I was telling DH, I’m so worried, what will we do, even on the very best of days our life feels impossibly hard. Our house is trashed always, we are constantly harried and frazzled. I am permanently overwhelmed. I know I need to rest and see a doctor, but I don’t feel I can take work off right now, and certainly not for multiple days. We have no family to help (not just no local family, I mean no family that we can rely on for anything).
What I needed (and I even expressed this in the moment to him), was reassurance, and validation, and acknowledgement. DH is not capable of those things.
I know he loves me, I know he was trying to help (ice, ibuprofen, etc). But what I needed was help with the rage/despair/panic. I was in horrible pain and then having a panic attack layered on top of it, and he just sat there in complete silence.
How do you deal if you’ve faced this before?
Anonymous wrote:Is everyone aware that this was a zombie thread revived from 2020, near the bottom of page 4?
Anonymous wrote:Anonymous wrote:OP, I have been there and also find this frustrating. My DH is also very silent and can freeze up when I’m upset. We are still working on it, and we’ve had lots of conversations about what we both need in terms of support and how to give it to each other. I will say that I’ve accepted my DH will never be the kind of person to easily offer physical consoling or verbal encouragement. I have learned to ask for physical reassurance when I need it (can I have a hug?) and to accept that his silence is not a judgment when I am struggling. Sometimes I can tell him what my needs are, and he can come back after 20-30 minutes and offer some reassurance, once he’s had time to think about what to say.

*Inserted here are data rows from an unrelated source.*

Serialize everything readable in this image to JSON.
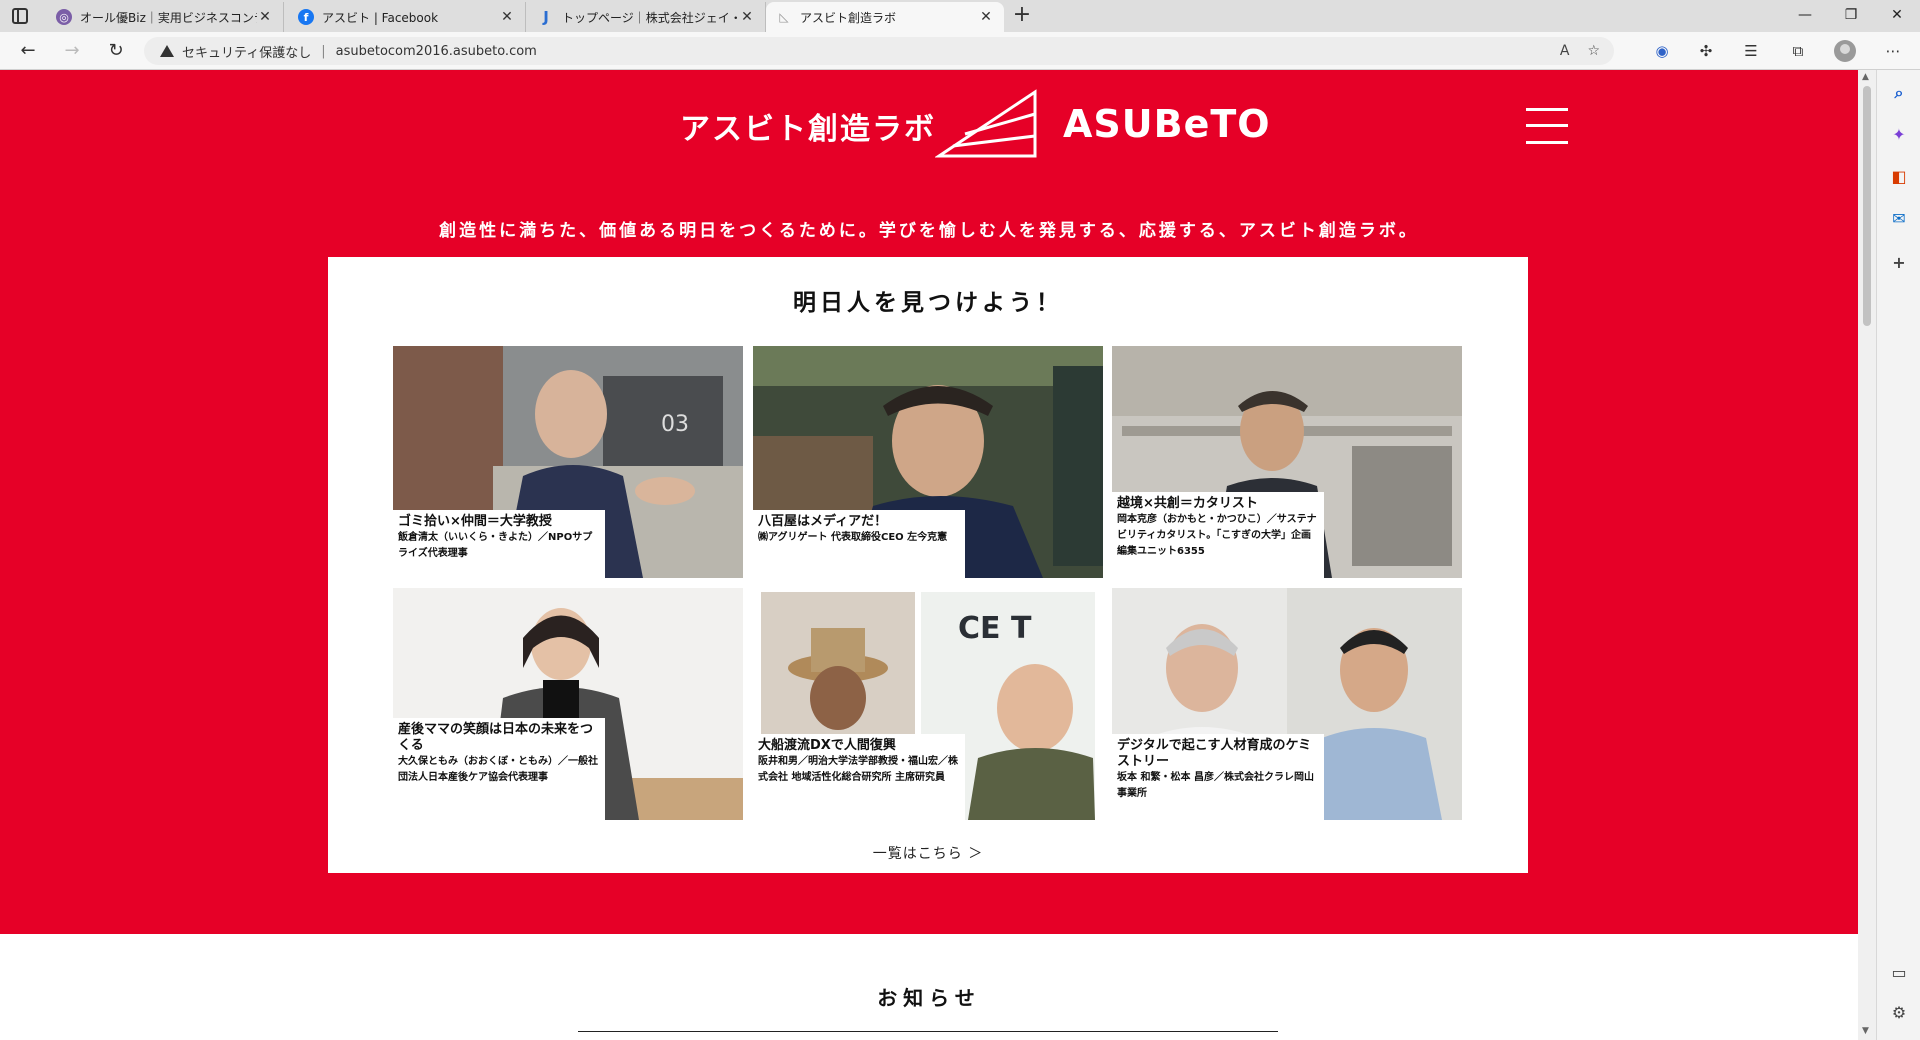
{
  "browser": {
    "tabs": [
      {
        "label": "オール優Biz｜実用ビジネスコンテンツ",
        "favicon": "purple-circle-icon",
        "color": "#7b5ea7"
      },
      {
        "label": "アスビト | Facebook",
        "favicon": "facebook-icon",
        "color": "#1877f2"
      },
      {
        "label": "トップページ｜株式会社ジェイ・キャス",
        "favicon": "j-letter-icon",
        "color": "#2a6dd1"
      },
      {
        "label": "アスビト創造ラボ",
        "favicon": "asubeto-icon",
        "color": "#999999"
      }
    ],
    "security_label": "セキュリティ保護なし",
    "url": "asubetocom2016.asubeto.com"
  },
  "site": {
    "logo_jp": "アスビト創造ラボ",
    "logo_en": "ASUBeTO",
    "tagline": "創造性に満ちた、価値ある明日をつくるために。学びを愉しむ人を発見する、応援する、アスビト創造ラボ。",
    "brand_color": "#e60027"
  },
  "featured": {
    "title": "明日人を見つけよう！",
    "more_link": "一覧はこちら ＞",
    "items": [
      {
        "title": "ゴミ拾い×仲間＝大学教授",
        "sub": "飯倉清太（いいくら・きよた）／NPOサプライズ代表理事"
      },
      {
        "title": "八百屋はメディアだ！",
        "sub": "㈱アグリゲート 代表取締役CEO 左今克憲"
      },
      {
        "title": "越境×共創＝カタリスト",
        "sub": "岡本克彦（おかもと・かつひこ）／サステナビリティカタリスト。「こすぎの大学」企画編集ユニット6355"
      },
      {
        "title": "産後ママの笑顔は日本の未来をつくる",
        "sub": "大久保ともみ（おおくぼ・ともみ）／一般社団法人日本産後ケア協会代表理事"
      },
      {
        "title": "大船渡流DXで人間復興",
        "sub": "阪井和男／明治大学法学部教授・福山宏／株式会社 地域活性化総合研究所 主席研究員"
      },
      {
        "title": "デジタルで起こす人材育成のケミストリー",
        "sub": "坂本 和繁・松本 昌彦／株式会社クラレ岡山事業所"
      }
    ]
  },
  "news": {
    "title": "お知らせ"
  }
}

Something that helps us finding a therapist I can talk to when I’m struggling to get some of the support I can’t get from my DH. He’s very supportive of this because he knows he can’t provide the emotional support I need. So in a way my therapy feels like a way my DH can offer support, because he helps facilitate it by making sure we have childcare during my appointments and encouraging me to go.
Op here. Thank you. Good suggestions.
What is the reason for the silence? Honestly I would prefer he say the wrong thing than sit there in silence.
Is it selective mutism? Is it a kind of autism? Is it lack of intelligence??